Senior guard HARRY SMITH of the USC Trojans and junior tackle NICK DRAHOS of the Cornell Big Red were the only two players to be named First Team All-America in 1939 by all nine of the nine official selectors although halfbacks NILE KINNICK of the Iowa Hawkeyes, the undersized senior who won the Heisman Trophy that season, and TOM HARMON of the Michigan Wolverines, the junior who would win the 1940 Heisman Trophy and become the very first player to be chosen at the 1941 National Football League Draft, were both honored as First Team All-America by eight of the NCAA’s nine official selectors that year.

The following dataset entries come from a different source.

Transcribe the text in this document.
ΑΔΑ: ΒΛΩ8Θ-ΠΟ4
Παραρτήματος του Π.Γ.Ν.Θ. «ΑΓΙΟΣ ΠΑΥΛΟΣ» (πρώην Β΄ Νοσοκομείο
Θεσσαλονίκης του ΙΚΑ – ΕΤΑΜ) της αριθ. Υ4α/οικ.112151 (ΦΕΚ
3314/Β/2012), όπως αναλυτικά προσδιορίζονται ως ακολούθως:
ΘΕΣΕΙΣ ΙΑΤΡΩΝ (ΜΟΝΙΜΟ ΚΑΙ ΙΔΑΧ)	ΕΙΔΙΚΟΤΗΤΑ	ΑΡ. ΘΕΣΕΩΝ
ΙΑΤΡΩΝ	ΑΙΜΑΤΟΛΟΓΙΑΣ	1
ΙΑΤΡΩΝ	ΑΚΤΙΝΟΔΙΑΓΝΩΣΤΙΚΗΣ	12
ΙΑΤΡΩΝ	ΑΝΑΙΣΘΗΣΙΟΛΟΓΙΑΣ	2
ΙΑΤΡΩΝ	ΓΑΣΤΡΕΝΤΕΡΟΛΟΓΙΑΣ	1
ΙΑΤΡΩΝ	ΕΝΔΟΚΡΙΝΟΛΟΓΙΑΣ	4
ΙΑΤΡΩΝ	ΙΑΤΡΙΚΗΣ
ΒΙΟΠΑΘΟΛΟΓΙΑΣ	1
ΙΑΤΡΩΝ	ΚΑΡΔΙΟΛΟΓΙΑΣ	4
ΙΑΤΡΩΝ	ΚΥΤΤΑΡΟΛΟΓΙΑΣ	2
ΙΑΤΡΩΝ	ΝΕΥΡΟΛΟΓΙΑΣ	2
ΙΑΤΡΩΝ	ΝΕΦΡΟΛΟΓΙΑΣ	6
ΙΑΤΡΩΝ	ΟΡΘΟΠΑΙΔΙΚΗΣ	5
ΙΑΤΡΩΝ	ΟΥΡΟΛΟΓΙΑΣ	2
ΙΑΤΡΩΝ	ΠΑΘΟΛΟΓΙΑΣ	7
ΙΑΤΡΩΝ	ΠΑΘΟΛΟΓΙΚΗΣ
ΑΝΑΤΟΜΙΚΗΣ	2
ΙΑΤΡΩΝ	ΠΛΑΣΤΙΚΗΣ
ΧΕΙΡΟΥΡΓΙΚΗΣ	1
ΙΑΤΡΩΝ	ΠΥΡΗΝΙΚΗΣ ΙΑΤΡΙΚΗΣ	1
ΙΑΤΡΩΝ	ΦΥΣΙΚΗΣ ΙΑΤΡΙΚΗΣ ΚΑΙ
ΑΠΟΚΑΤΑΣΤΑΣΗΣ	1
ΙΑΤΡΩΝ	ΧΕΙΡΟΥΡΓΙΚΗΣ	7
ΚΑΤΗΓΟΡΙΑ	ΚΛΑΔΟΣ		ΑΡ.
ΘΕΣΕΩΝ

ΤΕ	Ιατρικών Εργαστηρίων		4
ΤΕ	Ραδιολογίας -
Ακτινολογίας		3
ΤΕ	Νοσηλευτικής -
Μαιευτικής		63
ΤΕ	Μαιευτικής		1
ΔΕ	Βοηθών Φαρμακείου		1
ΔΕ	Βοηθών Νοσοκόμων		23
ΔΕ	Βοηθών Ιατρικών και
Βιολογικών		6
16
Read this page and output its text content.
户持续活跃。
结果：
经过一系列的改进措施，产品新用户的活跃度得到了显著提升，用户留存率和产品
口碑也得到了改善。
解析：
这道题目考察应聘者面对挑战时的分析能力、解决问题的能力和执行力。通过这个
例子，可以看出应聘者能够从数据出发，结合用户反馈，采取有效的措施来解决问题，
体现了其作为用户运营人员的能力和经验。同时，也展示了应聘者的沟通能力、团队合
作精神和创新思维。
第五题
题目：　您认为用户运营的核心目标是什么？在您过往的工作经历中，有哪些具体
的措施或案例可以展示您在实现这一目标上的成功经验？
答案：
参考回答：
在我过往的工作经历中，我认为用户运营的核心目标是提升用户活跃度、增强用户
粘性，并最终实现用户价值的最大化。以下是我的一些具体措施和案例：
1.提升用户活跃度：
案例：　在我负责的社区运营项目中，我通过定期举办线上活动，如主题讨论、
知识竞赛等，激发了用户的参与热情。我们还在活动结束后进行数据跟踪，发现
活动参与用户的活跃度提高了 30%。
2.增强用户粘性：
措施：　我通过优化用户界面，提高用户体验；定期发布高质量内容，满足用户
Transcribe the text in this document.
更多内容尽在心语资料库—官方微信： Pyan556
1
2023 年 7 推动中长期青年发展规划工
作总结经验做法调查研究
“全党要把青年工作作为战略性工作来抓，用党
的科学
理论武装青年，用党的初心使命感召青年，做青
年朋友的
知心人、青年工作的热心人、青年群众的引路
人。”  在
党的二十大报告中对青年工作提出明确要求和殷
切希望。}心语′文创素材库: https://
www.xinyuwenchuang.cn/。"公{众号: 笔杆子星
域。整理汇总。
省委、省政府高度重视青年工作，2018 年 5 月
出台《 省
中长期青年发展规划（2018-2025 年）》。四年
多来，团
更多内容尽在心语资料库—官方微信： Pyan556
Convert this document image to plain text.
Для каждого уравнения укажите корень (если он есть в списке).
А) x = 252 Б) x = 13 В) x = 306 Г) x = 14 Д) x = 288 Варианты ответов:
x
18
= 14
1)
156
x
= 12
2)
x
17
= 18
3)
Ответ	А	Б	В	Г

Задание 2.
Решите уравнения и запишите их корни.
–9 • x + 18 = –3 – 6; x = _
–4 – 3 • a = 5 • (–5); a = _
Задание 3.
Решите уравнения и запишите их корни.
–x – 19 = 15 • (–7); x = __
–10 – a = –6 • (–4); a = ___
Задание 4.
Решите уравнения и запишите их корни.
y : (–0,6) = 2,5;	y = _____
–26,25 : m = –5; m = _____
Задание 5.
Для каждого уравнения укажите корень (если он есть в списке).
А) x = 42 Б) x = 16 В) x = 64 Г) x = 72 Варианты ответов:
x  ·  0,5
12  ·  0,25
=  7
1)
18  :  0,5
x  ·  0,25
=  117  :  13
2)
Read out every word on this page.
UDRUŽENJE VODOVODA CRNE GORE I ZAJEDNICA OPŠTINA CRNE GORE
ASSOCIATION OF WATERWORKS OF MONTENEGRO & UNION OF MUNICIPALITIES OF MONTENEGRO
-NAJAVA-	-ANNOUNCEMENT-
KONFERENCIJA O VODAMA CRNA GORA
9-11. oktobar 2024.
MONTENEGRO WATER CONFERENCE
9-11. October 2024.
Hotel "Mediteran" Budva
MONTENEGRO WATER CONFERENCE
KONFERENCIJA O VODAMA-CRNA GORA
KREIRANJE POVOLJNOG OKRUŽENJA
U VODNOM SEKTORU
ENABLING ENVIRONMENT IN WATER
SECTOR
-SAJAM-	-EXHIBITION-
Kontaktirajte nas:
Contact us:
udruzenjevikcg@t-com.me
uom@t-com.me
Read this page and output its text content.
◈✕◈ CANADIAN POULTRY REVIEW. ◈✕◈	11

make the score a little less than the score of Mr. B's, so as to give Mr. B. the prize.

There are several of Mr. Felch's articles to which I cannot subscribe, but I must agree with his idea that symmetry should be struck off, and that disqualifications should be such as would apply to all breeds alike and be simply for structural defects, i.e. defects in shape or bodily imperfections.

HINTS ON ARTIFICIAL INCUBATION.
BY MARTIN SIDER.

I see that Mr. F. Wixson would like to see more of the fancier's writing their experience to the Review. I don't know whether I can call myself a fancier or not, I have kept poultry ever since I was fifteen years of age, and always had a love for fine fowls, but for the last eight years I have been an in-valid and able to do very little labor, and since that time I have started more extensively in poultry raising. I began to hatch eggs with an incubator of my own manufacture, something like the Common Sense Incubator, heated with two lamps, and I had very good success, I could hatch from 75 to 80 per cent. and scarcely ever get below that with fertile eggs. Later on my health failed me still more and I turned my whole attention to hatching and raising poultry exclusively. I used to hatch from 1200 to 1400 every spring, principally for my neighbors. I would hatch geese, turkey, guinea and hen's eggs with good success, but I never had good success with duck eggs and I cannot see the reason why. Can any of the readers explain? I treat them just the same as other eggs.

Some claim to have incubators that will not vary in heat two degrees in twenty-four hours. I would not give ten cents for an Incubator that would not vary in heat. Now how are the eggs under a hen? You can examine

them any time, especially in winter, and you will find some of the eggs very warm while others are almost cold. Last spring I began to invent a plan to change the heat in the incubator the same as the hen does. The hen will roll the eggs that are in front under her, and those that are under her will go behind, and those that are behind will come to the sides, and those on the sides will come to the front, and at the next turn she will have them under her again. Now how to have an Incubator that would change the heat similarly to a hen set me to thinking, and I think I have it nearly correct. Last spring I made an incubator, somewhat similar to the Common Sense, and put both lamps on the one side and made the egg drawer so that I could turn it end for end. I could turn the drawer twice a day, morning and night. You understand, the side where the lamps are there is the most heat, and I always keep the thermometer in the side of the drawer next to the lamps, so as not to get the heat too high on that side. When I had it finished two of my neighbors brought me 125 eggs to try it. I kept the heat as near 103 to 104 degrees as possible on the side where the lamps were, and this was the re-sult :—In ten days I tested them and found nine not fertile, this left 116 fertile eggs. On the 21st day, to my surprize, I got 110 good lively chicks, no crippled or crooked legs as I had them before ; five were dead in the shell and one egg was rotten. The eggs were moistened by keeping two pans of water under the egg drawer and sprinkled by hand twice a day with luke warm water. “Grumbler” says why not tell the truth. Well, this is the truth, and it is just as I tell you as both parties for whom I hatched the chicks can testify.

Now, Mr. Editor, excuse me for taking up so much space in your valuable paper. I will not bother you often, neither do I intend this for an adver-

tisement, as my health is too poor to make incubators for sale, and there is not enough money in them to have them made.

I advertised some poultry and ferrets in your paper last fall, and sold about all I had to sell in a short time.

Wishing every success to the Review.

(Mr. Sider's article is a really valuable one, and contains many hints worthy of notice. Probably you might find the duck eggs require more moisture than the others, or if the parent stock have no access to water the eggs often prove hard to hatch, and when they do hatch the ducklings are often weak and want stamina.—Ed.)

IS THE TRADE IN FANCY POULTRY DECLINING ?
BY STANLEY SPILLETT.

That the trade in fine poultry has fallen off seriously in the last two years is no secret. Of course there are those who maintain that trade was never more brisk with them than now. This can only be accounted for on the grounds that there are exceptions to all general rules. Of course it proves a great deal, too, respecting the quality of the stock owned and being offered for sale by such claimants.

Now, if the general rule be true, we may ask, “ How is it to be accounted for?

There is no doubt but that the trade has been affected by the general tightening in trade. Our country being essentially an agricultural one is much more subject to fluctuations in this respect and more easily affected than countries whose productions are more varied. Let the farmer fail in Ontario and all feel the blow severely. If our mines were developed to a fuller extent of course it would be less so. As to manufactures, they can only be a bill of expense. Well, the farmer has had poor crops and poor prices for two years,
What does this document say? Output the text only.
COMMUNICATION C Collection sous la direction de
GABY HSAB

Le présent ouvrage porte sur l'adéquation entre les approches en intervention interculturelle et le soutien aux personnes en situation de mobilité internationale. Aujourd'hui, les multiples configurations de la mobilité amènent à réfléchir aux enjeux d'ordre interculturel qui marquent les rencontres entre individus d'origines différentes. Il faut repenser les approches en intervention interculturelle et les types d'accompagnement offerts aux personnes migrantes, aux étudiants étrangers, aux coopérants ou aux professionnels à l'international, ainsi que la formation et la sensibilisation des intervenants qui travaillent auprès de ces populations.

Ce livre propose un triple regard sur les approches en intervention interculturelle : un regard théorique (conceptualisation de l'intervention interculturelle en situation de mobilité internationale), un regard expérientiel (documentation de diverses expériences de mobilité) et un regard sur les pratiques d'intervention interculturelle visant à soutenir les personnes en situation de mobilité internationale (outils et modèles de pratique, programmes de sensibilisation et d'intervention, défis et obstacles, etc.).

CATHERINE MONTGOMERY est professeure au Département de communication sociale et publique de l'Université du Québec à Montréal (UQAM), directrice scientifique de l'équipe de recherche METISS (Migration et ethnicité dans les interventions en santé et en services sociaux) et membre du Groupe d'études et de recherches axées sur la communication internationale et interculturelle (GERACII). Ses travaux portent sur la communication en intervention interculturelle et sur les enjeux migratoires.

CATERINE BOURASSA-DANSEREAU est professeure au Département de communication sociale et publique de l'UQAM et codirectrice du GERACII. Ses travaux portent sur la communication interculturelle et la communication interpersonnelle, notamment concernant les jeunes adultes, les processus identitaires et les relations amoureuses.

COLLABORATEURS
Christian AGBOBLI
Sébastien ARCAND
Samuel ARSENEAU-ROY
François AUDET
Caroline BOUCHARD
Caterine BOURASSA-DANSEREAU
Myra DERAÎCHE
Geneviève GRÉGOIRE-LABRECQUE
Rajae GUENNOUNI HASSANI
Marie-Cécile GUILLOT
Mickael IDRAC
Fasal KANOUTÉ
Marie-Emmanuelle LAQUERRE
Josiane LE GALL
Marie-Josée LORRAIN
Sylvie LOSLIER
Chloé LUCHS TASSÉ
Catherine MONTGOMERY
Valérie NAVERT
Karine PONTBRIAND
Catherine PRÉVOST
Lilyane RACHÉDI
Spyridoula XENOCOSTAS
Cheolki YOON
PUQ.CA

Senior halfback GEORGE CAFEGO of the Tennessee Volunteers and junior quarterback PAUL CHRISTMAN of the Missouri Tigers both received four First Team All-America nominations from the nine official selections. However, it was Cafego, whom the Chicago Cardinals made the first overall player to be chosen at the 1940 NFL Draft, who edged out Christman, who was ultimately a second round pick (# 13 overall) of the Chicago Cardinals at the 1941 NFL Draft, for the fourth and final backfield spot on the NCAA’s Consensus All-America XI in 1939. This blog strongly suspects that seniority had everything to do with that decision because five of the NCAA’ nine official selectors featured Second Team All-America squads, as well — Christman was named Second Team All-America by four of the official selectors in 1939 but Cafego only had two Second Team nominations from the official selectors.